# Homework Help: Interpreting derivatives at a point

1. Dec 16, 2015

### musicgold

1. The problem statement, all variables and given/known data
How should I interpret the derivative of the following function at C=6%
$N = \frac {I} {C} - D$

2. Relevant equations
$\frac {dN} {dC} = \frac {-I} {C^2}$

At I =12 and C=6%, I am getting
$\frac {dN} {dC} = 3,333$

I am not sure what to make of this large number. I want to be able to say for every 1/100th increase in C, N changes by X dollars, or something like that. The following document, for example, shows one such example.
http://pblpathways.com/calc/C11_3_4.pdf

How can I interpret the 3,333 figure?

2. Dec 16, 2015

### Ray Vickson

You can think of $dN/dC = -3,333.333...$ (not +3,333) as the rate of change in $N$ per unit change in $C$. In other words, if you were to increase $C$ from $0.06 = 6 \%$ to $.06+1 = 1.06 = 106 \%$, $N$ would be expected to undergo a large decrease.

3. Dec 16, 2015

### musicgold

Thanks Ray.
I am confused. Let's say, originally I =12, C=6%, and D=75
As per the first equation N =125
Now If I changed C from 6% to 106%, N would be -64. Not sure how that change is related to -3,333.

4. Dec 16, 2015

### Ray Vickson

I said the change would be expected to be large; I did not say it would be exactly -3333.3333. The $r = -3333.333$ figure is a rate, which means that for small $\Delta C$ the change in $N$ will be approximately $r \Delta C$. However, the rate varies nonlinearly with $C$, so you cannot expect to be able to apply that rate over an interval that is not "small". You can still expect the result to be large, however.

To clarify: if you change $C$ from 6% to 6.1%, you are changing $C$ from 0.6 to .061, so $\Delta C = 0.01$. You would estimate the change in $N$ as approximately $-3,333.3333 \times 0.001 \doteq -3.333$. This is not too far from the actual change of $-3.279$.

The point (which you seem to have missed) is that the large value of the derivative is "misleading" in a way, and has to do with the units you are choosing (percent instead of the actual, numerial value).

5. Dec 16, 2015

### musicgold

Thanks Ray. Now I get the most of it.
I still however not clear on the 'misleading' part. I tried to manually calculate the change required in C to get -3,333 times decline in N, but couldn't find it.
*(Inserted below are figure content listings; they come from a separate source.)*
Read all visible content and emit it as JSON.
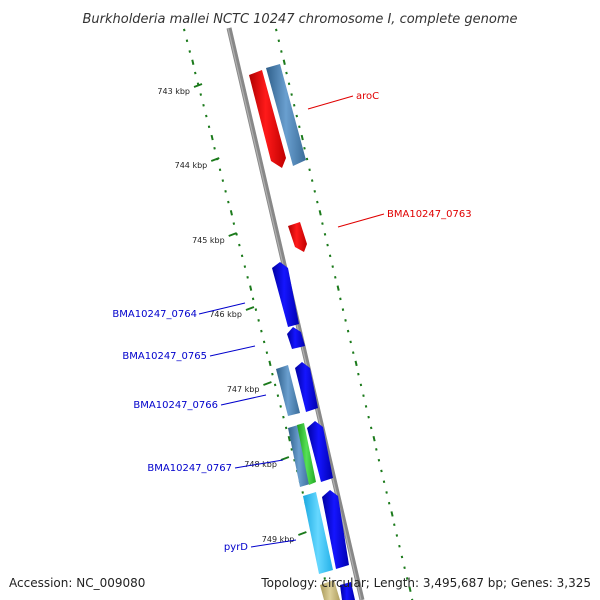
{
  "title": "Burkholderia mallei NCTC 10247 chromosome I, complete genome",
  "footer": {
    "accession": "Accession: NC_009080",
    "summary": "Topology: circular; Length: 3,495,687 bp; Genes: 3,325"
  },
  "ticks": [
    {
      "label": "743 kbp"
    },
    {
      "label": "744 kbp"
    },
    {
      "label": "745 kbp"
    },
    {
      "label": "746 kbp"
    },
    {
      "label": "747 kbp"
    },
    {
      "label": "748 kbp"
    },
    {
      "label": "749 kbp"
    }
  ],
  "gene_labels": [
    {
      "name": "aroC",
      "color": "#e00000"
    },
    {
      "name": "BMA10247_0763",
      "color": "#e00000"
    },
    {
      "name": "BMA10247_0764",
      "color": "#0000cc"
    },
    {
      "name": "BMA10247_0765",
      "color": "#0000cc"
    },
    {
      "name": "BMA10247_0766",
      "color": "#0000cc"
    },
    {
      "name": "BMA10247_0767",
      "color": "#0000cc"
    },
    {
      "name": "pyrD",
      "color": "#0000cc"
    }
  ],
  "colors": {
    "backbone": "#888888",
    "gc_skew_dots": "#1b7a1b",
    "forward_cds": "#0000dd",
    "reverse_cds": "#ee0000",
    "cog_a": "#4682b4",
    "cog_b": "#33cc33",
    "cog_c": "#33ccff",
    "cog_d": "#c8b878"
  }
}
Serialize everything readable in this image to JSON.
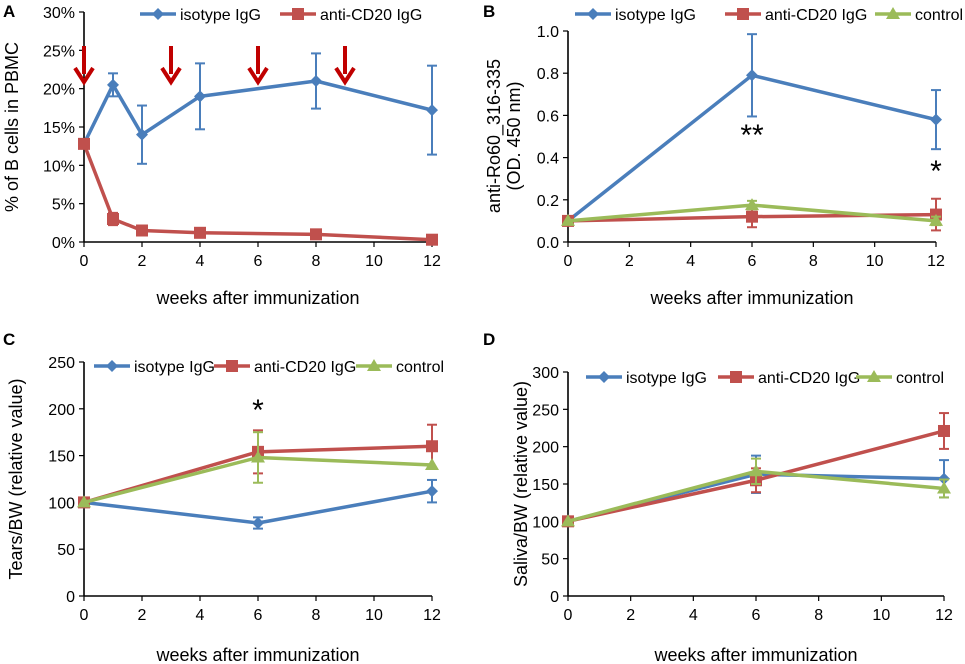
{
  "colors": {
    "isotype": "#4a7ebb",
    "antiCD20": "#c0504d",
    "control": "#9bbb59",
    "arrow": "#c00000",
    "axis": "#000000"
  },
  "chart_data": [
    {
      "panel": "A",
      "type": "line",
      "xlabel": "weeks after immunization",
      "ylabel": "% of B cells in PBMC",
      "xlim": [
        0,
        12
      ],
      "xticks": [
        "0",
        "2",
        "4",
        "6",
        "8",
        "10",
        "12"
      ],
      "ylim": [
        0,
        30
      ],
      "yticks": [
        "0%",
        "5%",
        "10%",
        "15%",
        "20%",
        "25%",
        "30%"
      ],
      "legend": [
        {
          "name": "isotype IgG",
          "key": "isotype",
          "marker": "diamond"
        },
        {
          "name": "anti-CD20 IgG",
          "key": "antiCD20",
          "marker": "square"
        }
      ],
      "series": [
        {
          "name": "isotype IgG",
          "key": "isotype",
          "marker": "diamond",
          "x": [
            0,
            1,
            2,
            4,
            8,
            12
          ],
          "y": [
            12.8,
            20.5,
            14.0,
            19.0,
            21.0,
            17.2
          ],
          "err": [
            0,
            1.5,
            3.8,
            4.3,
            3.6,
            5.8
          ]
        },
        {
          "name": "anti-CD20 IgG",
          "key": "antiCD20",
          "marker": "square",
          "x": [
            0,
            1,
            2,
            4,
            8,
            12
          ],
          "y": [
            12.8,
            3.0,
            1.5,
            1.2,
            1.0,
            0.3
          ],
          "err": [
            0,
            0.8,
            0,
            0,
            0,
            0
          ]
        }
      ],
      "arrows_at_weeks": [
        0,
        3,
        6,
        9
      ],
      "annotations": []
    },
    {
      "panel": "B",
      "type": "line",
      "xlabel": "weeks after immunization",
      "ylabel": "anti-Ro60_316-335",
      "ylabel2": "(OD. 450 nm)",
      "xlim": [
        0,
        12
      ],
      "xticks": [
        "0",
        "2",
        "4",
        "6",
        "8",
        "10",
        "12"
      ],
      "ylim": [
        0,
        1.0
      ],
      "yticks": [
        "0.0",
        "0.2",
        "0.4",
        "0.6",
        "0.8",
        "1.0"
      ],
      "legend": [
        {
          "name": "isotype IgG",
          "key": "isotype",
          "marker": "diamond"
        },
        {
          "name": "anti-CD20 IgG",
          "key": "antiCD20",
          "marker": "square"
        },
        {
          "name": "control",
          "key": "control",
          "marker": "triangle"
        }
      ],
      "series": [
        {
          "name": "isotype IgG",
          "key": "isotype",
          "marker": "diamond",
          "x": [
            0,
            6,
            12
          ],
          "y": [
            0.1,
            0.79,
            0.58
          ],
          "err": [
            0,
            0.195,
            0.14
          ]
        },
        {
          "name": "anti-CD20 IgG",
          "key": "antiCD20",
          "marker": "square",
          "x": [
            0,
            6,
            12
          ],
          "y": [
            0.1,
            0.12,
            0.13
          ],
          "err": [
            0,
            0.05,
            0.075
          ]
        },
        {
          "name": "control",
          "key": "control",
          "marker": "triangle",
          "x": [
            0,
            6,
            12
          ],
          "y": [
            0.1,
            0.175,
            0.1
          ],
          "err": [
            0,
            0.02,
            0.02
          ]
        }
      ],
      "annotations": [
        {
          "text": "**",
          "x": 6,
          "y": 0.46
        },
        {
          "text": "*",
          "x": 12,
          "y": 0.29
        }
      ]
    },
    {
      "panel": "C",
      "type": "line",
      "xlabel": "weeks after immunization",
      "ylabel": "Tears/BW (relative value)",
      "xlim": [
        0,
        12
      ],
      "xticks": [
        "0",
        "2",
        "4",
        "6",
        "8",
        "10",
        "12"
      ],
      "ylim": [
        0,
        250
      ],
      "yticks": [
        "0",
        "50",
        "100",
        "150",
        "200",
        "250"
      ],
      "legend": [
        {
          "name": "isotype IgG",
          "key": "isotype",
          "marker": "diamond"
        },
        {
          "name": "anti-CD20 IgG",
          "key": "antiCD20",
          "marker": "square"
        },
        {
          "name": "control",
          "key": "control",
          "marker": "triangle"
        }
      ],
      "series": [
        {
          "name": "isotype IgG",
          "key": "isotype",
          "marker": "diamond",
          "x": [
            0,
            6,
            12
          ],
          "y": [
            100,
            78,
            112
          ],
          "err": [
            0,
            6,
            12
          ]
        },
        {
          "name": "anti-CD20 IgG",
          "key": "antiCD20",
          "marker": "square",
          "x": [
            0,
            6,
            12
          ],
          "y": [
            100,
            154,
            160
          ],
          "err": [
            0,
            23,
            23
          ]
        },
        {
          "name": "control",
          "key": "control",
          "marker": "triangle",
          "x": [
            0,
            6,
            12
          ],
          "y": [
            100,
            148,
            140
          ],
          "err": [
            0,
            27,
            0
          ]
        }
      ],
      "annotations": [
        {
          "text": "*",
          "x": 6,
          "y": 188
        }
      ]
    },
    {
      "panel": "D",
      "type": "line",
      "xlabel": "weeks after immunization",
      "ylabel": "Saliva/BW (relative value)",
      "xlim": [
        0,
        12
      ],
      "xticks": [
        "0",
        "2",
        "4",
        "6",
        "8",
        "10",
        "12"
      ],
      "ylim": [
        0,
        300
      ],
      "yticks": [
        "0",
        "50",
        "100",
        "150",
        "200",
        "250",
        "300"
      ],
      "legend": [
        {
          "name": "isotype IgG",
          "key": "isotype",
          "marker": "diamond"
        },
        {
          "name": "anti-CD20 IgG",
          "key": "antiCD20",
          "marker": "square"
        },
        {
          "name": "control",
          "key": "control",
          "marker": "triangle"
        }
      ],
      "series": [
        {
          "name": "isotype IgG",
          "key": "isotype",
          "marker": "diamond",
          "x": [
            0,
            6,
            12
          ],
          "y": [
            100,
            163,
            157
          ],
          "err": [
            0,
            25,
            25
          ]
        },
        {
          "name": "anti-CD20 IgG",
          "key": "antiCD20",
          "marker": "square",
          "x": [
            0,
            6,
            12
          ],
          "y": [
            100,
            155,
            221
          ],
          "err": [
            0,
            16,
            24
          ]
        },
        {
          "name": "control",
          "key": "control",
          "marker": "triangle",
          "x": [
            0,
            6,
            12
          ],
          "y": [
            100,
            167,
            144
          ],
          "err": [
            0,
            17,
            12
          ]
        }
      ],
      "annotations": []
    }
  ]
}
If a 0.001 increase in C results in a 3.3 decline in N, what change in C would result in a 3,333 decline in N?

I also looked at this problem using different numbers, for example I=10,000, C=200.
n this case $\frac {dN} {dC} = -2.5$

So we can interpret that if C changes from 200 to 201, N would decline by 2.5, which makes sense. I am not sure how to interpret the answer for the original problem.

Last edited: Dec 16, 2015
6. Dec 16, 2015

### WWGD

Problem is that the rate of change is a local characteristic, although the rate may be a good approximation in a small neighborhood of the point (unless you have a linear function, in which case the rate of the change is constant). Still, for this approximation you can solve for DC/DN = -3,333.

7. Dec 16, 2015

### Ray Vickson

No increase in $C$ can lead to a 3,333 decrease in $N$. Plot the graph of $N = 12/C$ for $C > 0$ to see why.

8. Dec 16, 2015

### musicgold

Did you mean C < 0 ?
When I use less than 0 values, I get -ve N values.

9. Dec 16, 2015

### musicgold

Thanks WWGD
I am not sure what you mean here. Can you please explain a bit more?
Thanks.

10. Dec 16, 2015

### Staff: Mentor

If C > 0 but close to zero, a very small change in C leads to very large decrease in N.

I'm pretty sure Ray did not mean C < 0.

11. Dec 16, 2015

### Ray Vickson

No, I did not mean C < 0. We start from C = 0.06, and then look at increases (as I clearly stated). You will never get C < 0 that way.

Anyway, if we look at decreases (down from C = 0.06) the derivative predicts a large rate of increase in N. This will keep happening until the system goes crazy by passing through $C = 0$ and encountering singularities.